Die Zeilen von Kurt Tucholsky könnten ihnen allen gewidmet sein:

»Denn nichts ist schwerer und nichts erfordert mehr Charakter, als sich im offenen Gegen­satz zu seiner Zeit zu befin­den und laut zu sagen: NEIN!«

Sie haben NEIN gesagt. Jetzt ist es uns, den Nachgeborenen, ihr Vermächtnis verantwortungsvoll zu übernehmen. …

Wir gedenken hier derjenigen 2011 Mit­bür­ge­rIn­nen jüdischen Glaubens aus dem Raum Köln, die 1941 in Vieh­wag­gons ins Ghetto und von da in die Gas­kam­mern oder in die Arbeits­lager zur Profit­maxi­mie­rung deutscher Konzerne verbracht wurden.

Wir gedenken aber auch der vielen namenlosen Opfer – darunter der Sinti und Roma – die bis heute weder Anerkennung noch Entschädigung erfahren haben.

Mir geht es nicht um eine »Geden­krede«. Die Wort­hülsen, die an solchen Tagen offiziell verbrei­tet werden, wie »Wir gedenken der Opfer…« sind Sprech­blasen. Gedenken an mehr als 50 Mil­lio­nen Opfer muss das »Wehren« einschließen. Bertolt Brechts Aphorismus »Der Schoß ist fruchtbar noch, aus dem das kroch!« gewinnt in diesen Tagen brennende Aktualität.
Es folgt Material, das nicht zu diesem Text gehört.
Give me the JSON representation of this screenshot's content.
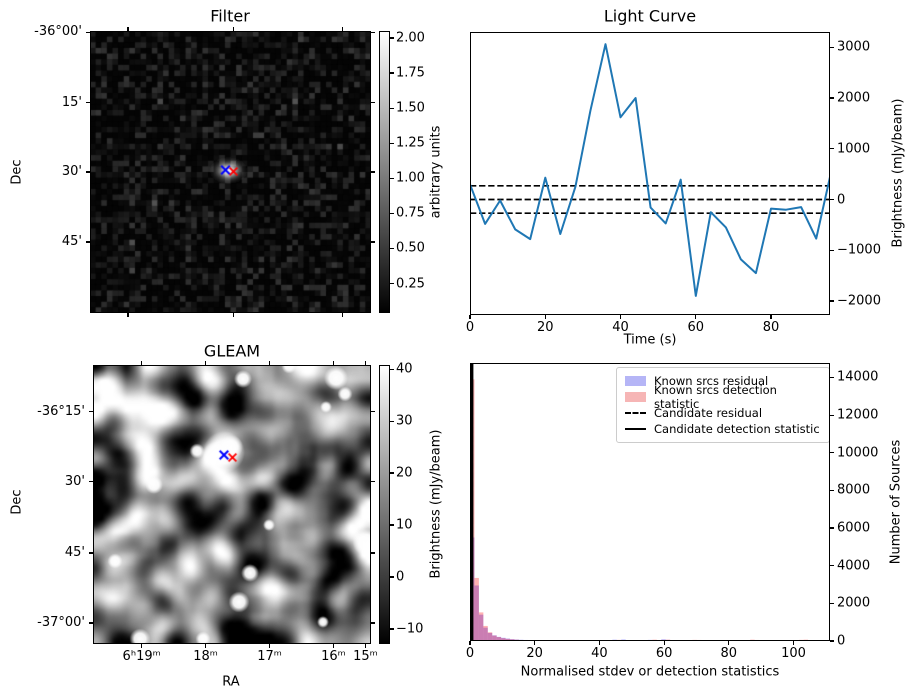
{
  "figure": {
    "background": "#ffffff"
  },
  "filter_panel": {
    "title": "Filter",
    "ylabel": "Dec",
    "dec_ticks": [
      "-36°00'",
      "15'",
      "30'",
      "45'"
    ],
    "colorbar": {
      "label": "arbitrary units",
      "ticks": [
        "2.00",
        "1.75",
        "1.50",
        "1.25",
        "1.00",
        "0.75",
        "0.50",
        "0.25"
      ]
    },
    "markers": [
      {
        "name": "known-source-marker",
        "shape": "x",
        "color": "#0000ff"
      },
      {
        "name": "candidate-marker",
        "shape": "x",
        "color": "#ff0000"
      }
    ]
  },
  "light_curve_panel": {
    "title": "Light Curve",
    "xlabel": "Time (s)",
    "ylabel": "Brightness (mJy/beam)",
    "xticks": [
      "0",
      "20",
      "40",
      "60",
      "80"
    ],
    "yticks": [
      "3000",
      "2000",
      "1000",
      "0",
      "−1000",
      "−2000"
    ]
  },
  "gleam_panel": {
    "title": "GLEAM",
    "xlabel": "RA",
    "ylabel": "Dec",
    "ra_ticks": [
      "6ʰ19ᵐ",
      "18ᵐ",
      "17ᵐ",
      "16ᵐ",
      "15ᵐ"
    ],
    "dec_ticks": [
      "-36°15'",
      "30'",
      "45'",
      "-37°00'"
    ],
    "colorbar": {
      "label": "Brightness (mJy/beam)",
      "ticks": [
        "40",
        "30",
        "20",
        "10",
        "0",
        "−10"
      ]
    },
    "markers": [
      {
        "name": "known-source-marker",
        "shape": "x",
        "color": "#0000ff"
      },
      {
        "name": "candidate-marker",
        "shape": "x",
        "color": "#ff0000"
      }
    ]
  },
  "histogram_panel": {
    "xlabel": "Normalised stdev or detection statistics",
    "ylabel": "Number of Sources",
    "xticks": [
      "0",
      "20",
      "40",
      "60",
      "80",
      "100"
    ],
    "yticks": [
      "0",
      "2000",
      "4000",
      "6000",
      "8000",
      "10000",
      "12000",
      "14000"
    ],
    "legend": {
      "items": [
        {
          "label": "Known srcs residual",
          "swatch": "patch",
          "color": "#b5b5f6"
        },
        {
          "label": "Known srcs detection statistic",
          "swatch": "patch",
          "color": "#f6b5b5"
        },
        {
          "label": "Candidate residual",
          "swatch": "dashed-line",
          "color": "#000000"
        },
        {
          "label": "Candidate detection statistic",
          "swatch": "solid-line",
          "color": "#000000"
        }
      ]
    }
  },
  "chart_data": [
    {
      "type": "line",
      "title": "Light Curve",
      "xlabel": "Time (s)",
      "ylabel": "Brightness (mJy/beam)",
      "x": [
        0,
        4,
        8,
        12,
        16,
        20,
        24,
        28,
        32,
        36,
        40,
        44,
        48,
        52,
        56,
        60,
        64,
        68,
        72,
        76,
        80,
        84,
        88,
        92,
        96
      ],
      "y": [
        300,
        -480,
        -20,
        -590,
        -780,
        430,
        -680,
        250,
        1750,
        3060,
        1620,
        2000,
        -160,
        -470,
        390,
        -1900,
        -250,
        -550,
        -1180,
        -1450,
        -180,
        -200,
        -150,
        -770,
        550
      ],
      "xlim": [
        0,
        95.7
      ],
      "ylim": [
        -2280,
        3300
      ],
      "line_color": "#1f77b4",
      "dashed_hlines": [
        270,
        0,
        -270
      ],
      "grid": false,
      "legend_position": "none"
    },
    {
      "type": "bar",
      "subtype": "histogram",
      "xlabel": "Normalised stdev or detection statistics",
      "ylabel": "Number of Sources",
      "xlim": [
        0,
        111.3
      ],
      "ylim": [
        0,
        14800
      ],
      "bin_width": 1.375,
      "series": [
        {
          "name": "Known srcs residual",
          "color": "rgba(0,0,255,0.3)"
        },
        {
          "name": "Known srcs detection statistic",
          "color": "rgba(255,0,0,0.3)"
        }
      ],
      "bins": [
        [
          0,
          5500,
          13900
        ],
        [
          1.375,
          2950,
          3350
        ],
        [
          2.75,
          1400,
          1520
        ],
        [
          4.125,
          710,
          800
        ],
        [
          5.5,
          430,
          460
        ],
        [
          6.875,
          300,
          290
        ],
        [
          8.25,
          220,
          210
        ],
        [
          9.625,
          170,
          150
        ],
        [
          11,
          130,
          115
        ],
        [
          12.375,
          100,
          90
        ],
        [
          13.75,
          80,
          70
        ],
        [
          15.125,
          65,
          55
        ],
        [
          16.5,
          55,
          45
        ],
        [
          17.875,
          45,
          40
        ],
        [
          19.25,
          38,
          32
        ],
        [
          20.625,
          32,
          28
        ],
        [
          22,
          26,
          24
        ],
        [
          23.375,
          22,
          20
        ],
        [
          24.75,
          20,
          18
        ],
        [
          26.125,
          17,
          15
        ],
        [
          27.5,
          15,
          13
        ],
        [
          28.875,
          13,
          12
        ],
        [
          30.25,
          12,
          10
        ],
        [
          31.625,
          10,
          9
        ],
        [
          33,
          9,
          8
        ],
        [
          34.375,
          8,
          7
        ],
        [
          35.75,
          7,
          7
        ],
        [
          37.125,
          7,
          6
        ],
        [
          38.5,
          6,
          6
        ],
        [
          39.875,
          6,
          5
        ],
        [
          41.25,
          5,
          5
        ],
        [
          42.625,
          5,
          5
        ],
        [
          44,
          70,
          30
        ],
        [
          45.375,
          50,
          60
        ],
        [
          46.75,
          80,
          40
        ],
        [
          48.125,
          40,
          30
        ],
        [
          49.5,
          30,
          40
        ],
        [
          50.875,
          20,
          20
        ],
        [
          55,
          60,
          40
        ],
        [
          56.375,
          40,
          70
        ],
        [
          59.125,
          90,
          60
        ],
        [
          60.5,
          60,
          70
        ],
        [
          68.75,
          0,
          60
        ],
        [
          70.125,
          0,
          55
        ],
        [
          86.625,
          0,
          70
        ],
        [
          88,
          0,
          55
        ],
        [
          90.75,
          0,
          50
        ],
        [
          101.75,
          0,
          60
        ],
        [
          103.125,
          0,
          70
        ]
      ],
      "vlines": [
        {
          "x": 0.4,
          "style": "dashed",
          "label": "Candidate residual"
        },
        {
          "x": 0.4,
          "style": "solid",
          "label": "Candidate detection statistic"
        }
      ],
      "legend_position": "upper right"
    },
    {
      "type": "heatmap",
      "title": "Filter",
      "description": "Dark pixelated noise sky image with bright compact source at centre marked by blue x and red x",
      "colorbar_label": "arbitrary units",
      "colorbar_tick_values": [
        2.0,
        1.75,
        1.5,
        1.25,
        1.0,
        0.75,
        0.5,
        0.25
      ]
    },
    {
      "type": "heatmap",
      "title": "GLEAM",
      "description": "Smooth grey-scale confusion-noise sky image with saturated white source at centre marked by blue x and red x",
      "colorbar_label": "Brightness (mJy/beam)",
      "colorbar_tick_values": [
        40,
        30,
        20,
        10,
        0,
        -10
      ]
    }
  ]
}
Sehr geehrte Damen und Herren,
liebe Freundinnen und Freunde,
Kolleginnen und Kollegen

Das 10 Jahre lange mörderi­sche Wirken des »National­sozia­listi­schen Unter­grunds« unter Beobach­tung des Verfas­sungs­schutzes, unter Mitwir­kung seiner »Vertrauens­leute« – so werden die V-Leute – also die vom Staat bezahlten Neo­nazis genannt, muss jeden alarmieren.
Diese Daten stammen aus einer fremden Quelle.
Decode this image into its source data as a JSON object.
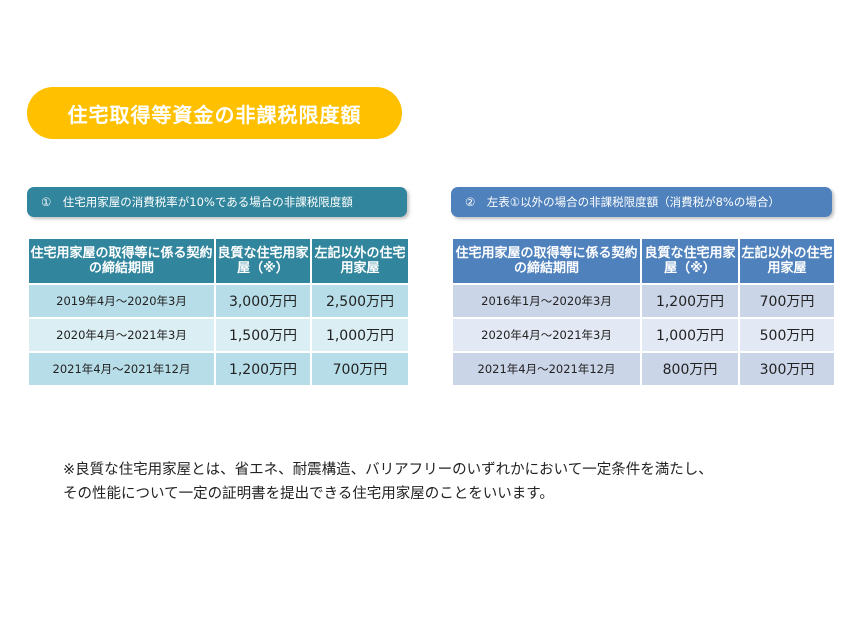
{
  "title": "住宅取得等資金の非課税限度額",
  "section1": {
    "label": "①　住宅用家屋の消費税率が10%である場合の非課税限度額",
    "headers": [
      "住宅用家屋の取得等に係る契約の締結期間",
      "良質な住宅用家屋（※）",
      "左記以外の住宅用家屋"
    ],
    "rows": [
      [
        "2019年4月～2020年3月",
        "3,000万円",
        "2,500万円"
      ],
      [
        "2020年4月～2021年3月",
        "1,500万円",
        "1,000万円"
      ],
      [
        "2021年4月～2021年12月",
        "1,200万円",
        "700万円"
      ]
    ]
  },
  "section2": {
    "label": "②　左表①以外の場合の非課税限度額（消費税が8%の場合）",
    "headers": [
      "住宅用家屋の取得等に係る契約の締結期間",
      "良質な住宅用家屋（※）",
      "左記以外の住宅用家屋"
    ],
    "rows": [
      [
        "2016年1月～2020年3月",
        "1,200万円",
        "700万円"
      ],
      [
        "2020年4月～2021年3月",
        "1,000万円",
        "500万円"
      ],
      [
        "2021年4月～2021年12月",
        "800万円",
        "300万円"
      ]
    ]
  },
  "note": [
    "※良質な住宅用家屋とは、省エネ、耐震構造、バリアフリーのいずれかにおいて一定条件を満たし、",
    "その性能について一定の証明書を提出できる住宅用家屋のことをいいます。"
  ],
  "colors": {
    "title_bg": "#ffc000",
    "section1_header": "#31859c",
    "section2_header": "#4f81bd"
  }
}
Der Verfassungsschutz hat über Jahre die kriminellen Machenschaften der Neo­faschis­ten finan­ziert und gedeckt und hat in der letzten Phase belas­tende Unter­lagen geschred­dert. Wenn heute in Köln-Chor­weiler vor der Bundes­zen­trale des Verfas­sungs­schut­zes tausende für dessen Auflö­sung demons­trieren, ist das eine längst über­fällige Entschei­dung. Dieser Geheim­dienst, der sich jeder parla­men­tari­schen Kontrolle entzieht, ist nicht zu refor­mieren. Dieser Geheim­dienst maßt sich derweilen auch Bildungs­aufträge in Schulen und Hochschulen an.

Die verheerende Rolle von Geheim­diensten haben wir zwischen 1933 und 1945 kennen gelernt. Die brauchen wir 2012 nicht noch einmal. Da sind die Parla­mente – wenn sie sich nicht noch einmal wie 1933 selbst ab­schaf­fen wollen – gefor­dert.

Ein kleiner Blick zurück in die Geschich­te ist vielleicht sinnvoll.

Erinnern möchte ich an den Mitver­fasser und Kom­men­tator der Nürn­berger Rasse­gesetz­gebung, Hans-Maria Globke. Dieses Gesetz war die juris­tische Grund­lage für mil­lio­nen­fachen Mord. Dieser Schreib­tisch­mörder wurde unter Adenauer 1. Staats­sek­re­tär. Eine bös­arti­gere Verhöh­nung von Mil­lio­nen Ermor­deter ist für mich nicht vorstellbar.

Der Verfassungs­schutz­präsi­dent ab 1956 war Hubert Schrüb­bers. Er war während des Faschis­mus General­staats­anwalt beim NS-Sonder­gericht in Hamm und ist verant­wort­lich für zahl­reiche Terror­urteile gegen Anti­faschis­ten und zeichnete sich wieder durch die gnaden­lose Verfol­gung von Anti­faschis­ten in der Ade­nauer-Ära aus. Das prägt diesen Geheim­dienst bis heute.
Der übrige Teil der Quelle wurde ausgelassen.